People think alike. That’s the whole premise behind the Family Feud game show. They survey one-hundred people and typically fifty percent of those surveyed will respond with one of the top two answers. Those answers are easily guessed. The answers that fewer people give are much more difficult to figure out.
My pastor has said that the key to creativity is not going with your first idea. And that concept stuck with me. In his case, he follows this rule when coming up with sermon illustrations. When it comes to logo design, it only makes sense that the first concept you develop is the same concept many others would develop and have developed. That doesn’t mean it’s not a good idea. But when it comes to branding and identity you want a level of uniqueness.
This concept applies on two levels: the concept and the execution.

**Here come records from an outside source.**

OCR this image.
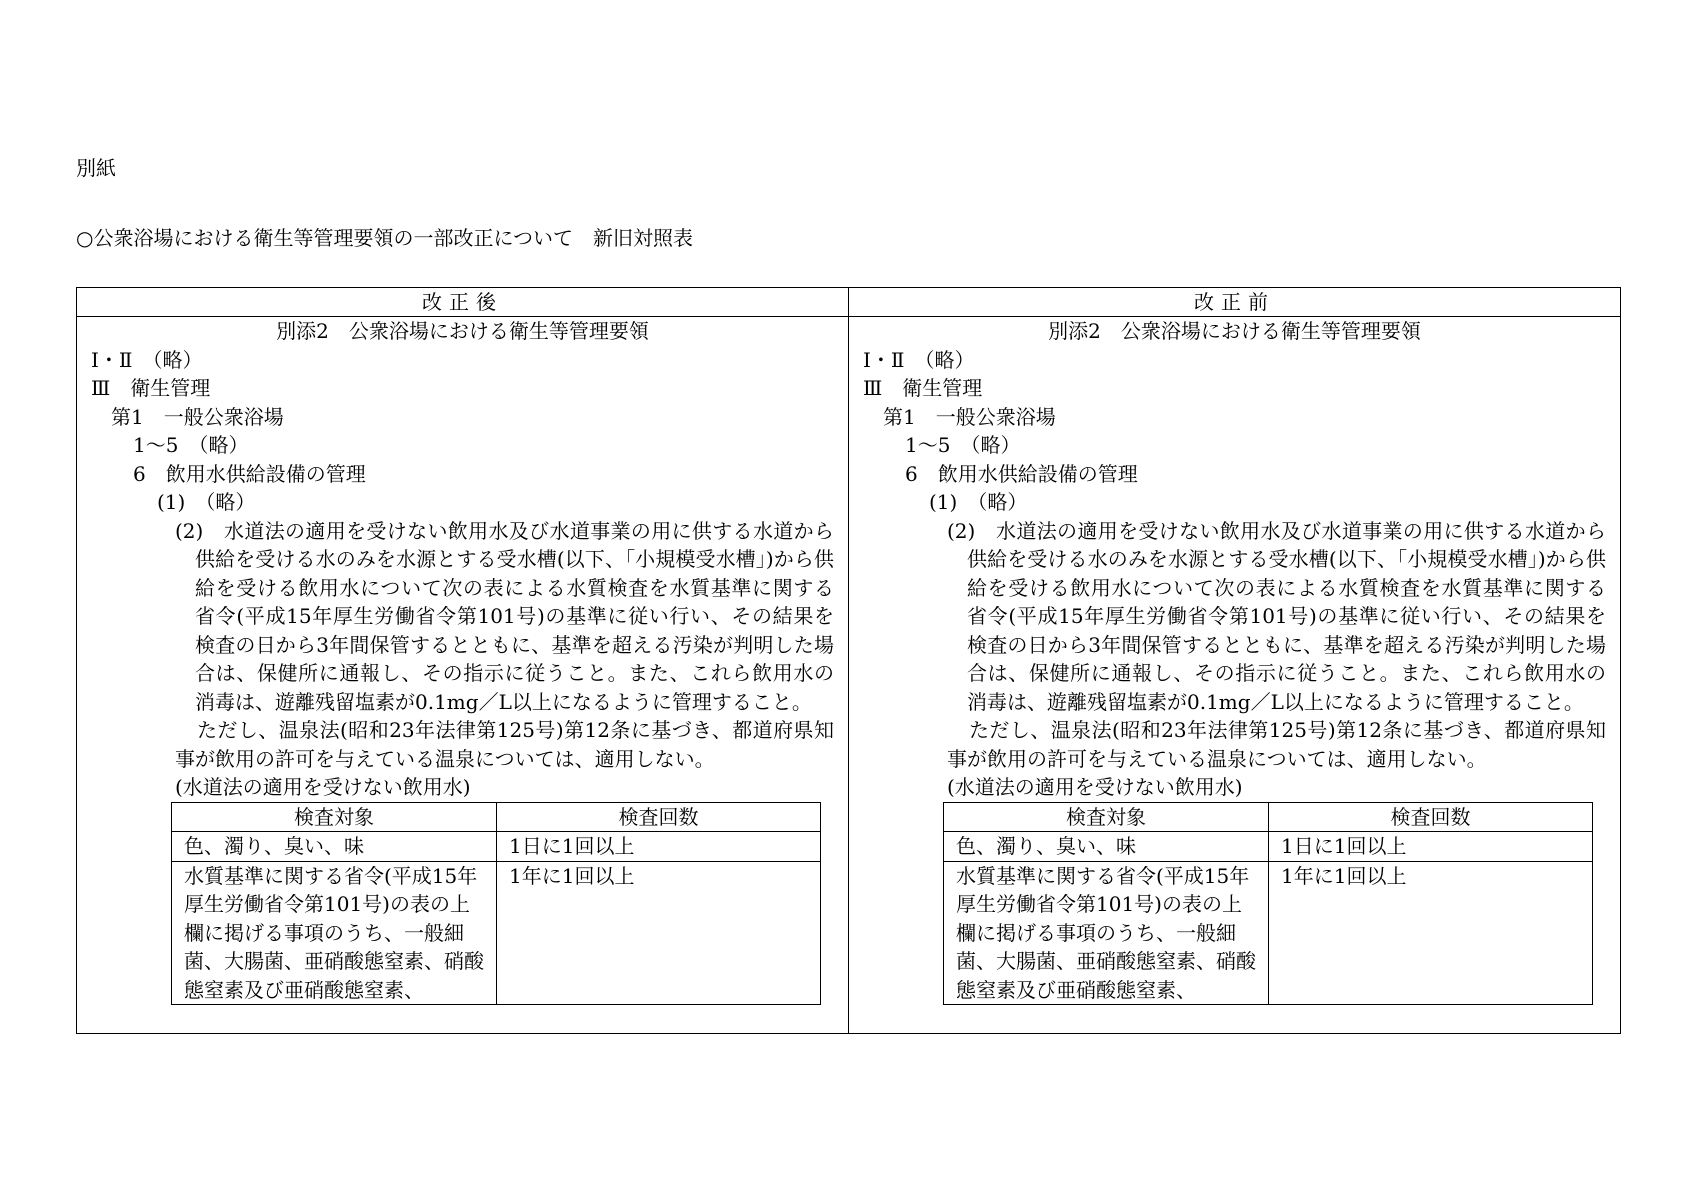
別紙
○公衆浴場における衛生等管理要領の一部改正について　新旧対照表
改正後
別添2　公衆浴場における衛生等管理要領
Ⅰ・Ⅱ　（略）
Ⅲ　衛生管理
第1　一般公衆浴場
1～5　（略）
6　飲用水供給設備の管理
(1)　（略）
(2)　水道法の適用を受けない飲用水及び水道事業の用に供する水道から供給を受ける水のみを水源とする受水槽(以下、「小規模受水槽」)から供給を受ける飲用水について次の表による水質検査を水質基準に関する省令(平成15年厚生労働省令第101号)の基準に従い行い、その結果を検査の日から3年間保管するとともに、基準を超える汚染が判明した場合は、保健所に通報し、その指示に従うこと。また、これら飲用水の消毒は、遊離残留塩素が0.1mg／L以上になるように管理すること。
ただし、温泉法(昭和23年法律第125号)第12条に基づき、都道府県知事が飲用の許可を与えている温泉については、適用しない。
(水道法の適用を受けない飲用水)
検査対象	検査回数
色、濁り、臭い、味	1日に1回以上
水質基準に関する省令(平成15年厚生労働省令第101号)の表の上欄に掲げる事項のうち、一般細菌、大腸菌、亜硝酸態窒素、硝酸態窒素及び亜硝酸態窒素、	1年に1回以上
改正前
別添2　公衆浴場における衛生等管理要領
Ⅰ・Ⅱ　（略）
Ⅲ　衛生管理
第1　一般公衆浴場
1～5　（略）
6　飲用水供給設備の管理
(1)　（略）
(2)　水道法の適用を受けない飲用水及び水道事業の用に供する水道から供給を受ける水のみを水源とする受水槽(以下、「小規模受水槽」)から供給を受ける飲用水について次の表による水質検査を水質基準に関する省令(平成15年厚生労働省令第101号)の基準に従い行い、その結果を検査の日から3年間保管するとともに、基準を超える汚染が判明した場合は、保健所に通報し、その指示に従うこと。また、これら飲用水の消毒は、遊離残留塩素が0.1mg／L以上になるように管理すること。
ただし、温泉法(昭和23年法律第125号)第12条に基づき、都道府県知事が飲用の許可を与えている温泉については、適用しない。
(水道法の適用を受けない飲用水)
検査対象	検査回数
色、濁り、臭い、味	1日に1回以上
水質基準に関する省令(平成15年厚生労働省令第101号)の表の上欄に掲げる事項のうち、一般細菌、大腸菌、亜硝酸態窒素、硝酸態窒素及び亜硝酸態窒素、	1年に1回以上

Let’s face it. Some industries have a limited number of symbols that apply to them. So while I encourage you to not immediately settle on a hammer as your concept for a carpenter’s logo, that’s what you may end up using. The point isn’t that you cannot use your first idea. The point is that you should put serious effort into considering others. You may very well decide that your first idea was best.
But this rule is especially relevant when it comes to execution. If you decide the very stereotypical hammer is the best choice for your carpenter client’s logo, that’s absolutely fine. But now you need to execute. You need to determine how to integrate the hammer image and the company name. With stereotypical images, I consider your task to be a bit more difficult. There is no uniqueness in your image, so it needs to happen via your execution.
This is now your chance to exercise creativity. That doesn’t mean you go off the wall! Keep in mind the previous topics we discussed: stick to one concept, remember the importance of fonts, and don’t get too clever. People brainstorm in different ways, but I encourage you to step away from the computer. Sit down with paper and pencil and start scribbling down the ideas that come to mind. It doesn’t matter if you’re not good at sketching. That’s not the point. These scribbles do not have to look good. You’re simply documenting ideas so you can compare and refine. I sometimes get lazy and skip this step. But when I do come back to it, I’m always surprised by how quickly I end up with a concept I love.
When it comes to logo design, I’ve been telling you to keep it simple and not try too hard. This article challenges that advice and says, “Yeah, but push the limits a bit and make sure you don’t end up with something that’s lackluster.” Creative doesn’t mean crazy, and simple doesn’t mean boring. Strike a balance—you won’t nail it with your first idea. Develop a nose for creative simplicity and your results will soar.